Pete swam down. From a cavern among the brown and purple rocks an octopus looked at him out of huge, alien eyes. Its tentacles hung and quivered. Pete swam away, hovering over an expanse, of pale sand where the light from above shimmered and ran in rippling waves, his own shadow hanging spread-eagled below him. In and out of it many little creatures went scuttling busily on their underwater errands. Life here was painted in three dimensions, and there was no gravity. There was only beauty and strangeness and a hint of terror that sent pleasurable excitement thrilling through Pete’s blood.

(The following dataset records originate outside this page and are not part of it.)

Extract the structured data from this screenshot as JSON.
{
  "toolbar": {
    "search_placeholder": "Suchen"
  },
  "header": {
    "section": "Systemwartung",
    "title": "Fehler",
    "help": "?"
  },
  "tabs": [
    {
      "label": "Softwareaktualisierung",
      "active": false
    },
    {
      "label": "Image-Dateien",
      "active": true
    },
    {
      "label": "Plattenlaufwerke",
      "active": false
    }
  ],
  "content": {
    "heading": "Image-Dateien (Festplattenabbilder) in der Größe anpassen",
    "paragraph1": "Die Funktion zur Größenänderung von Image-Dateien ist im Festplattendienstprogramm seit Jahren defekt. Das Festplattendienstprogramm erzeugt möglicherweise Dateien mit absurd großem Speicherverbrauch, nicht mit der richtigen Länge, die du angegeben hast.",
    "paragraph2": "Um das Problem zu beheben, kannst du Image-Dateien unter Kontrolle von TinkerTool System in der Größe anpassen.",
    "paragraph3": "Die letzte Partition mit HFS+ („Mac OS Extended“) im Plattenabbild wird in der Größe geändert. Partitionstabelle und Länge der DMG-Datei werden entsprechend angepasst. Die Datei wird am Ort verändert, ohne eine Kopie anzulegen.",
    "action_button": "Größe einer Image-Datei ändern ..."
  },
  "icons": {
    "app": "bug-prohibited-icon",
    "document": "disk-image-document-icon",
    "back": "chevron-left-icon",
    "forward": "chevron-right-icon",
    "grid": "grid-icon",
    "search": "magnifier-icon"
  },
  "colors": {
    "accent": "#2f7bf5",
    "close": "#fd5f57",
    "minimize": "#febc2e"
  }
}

He swam upward, broke the surface, shaking water from his eyes and hair. The air was as easy to breathe as the water. He rode lightly on the rise and fall of smooth waves, looking about him. A forested shore lay half a mile away, across a blue, sunlit sea, and mountains rose behind the dark slopes. The ocean lay empty except for . . . yes, it was there, a clipper ship, sails furled, masts swaying back and forth as the vessel rocked in the trough of the waves. Its clean, sweet lines made Pete’s throat ache. He could imagine her under sail, leaning forward into the waves, white canvas straining in great billowing curves, and the sharp bowsprit with its gilded girl’s image driving into the spray.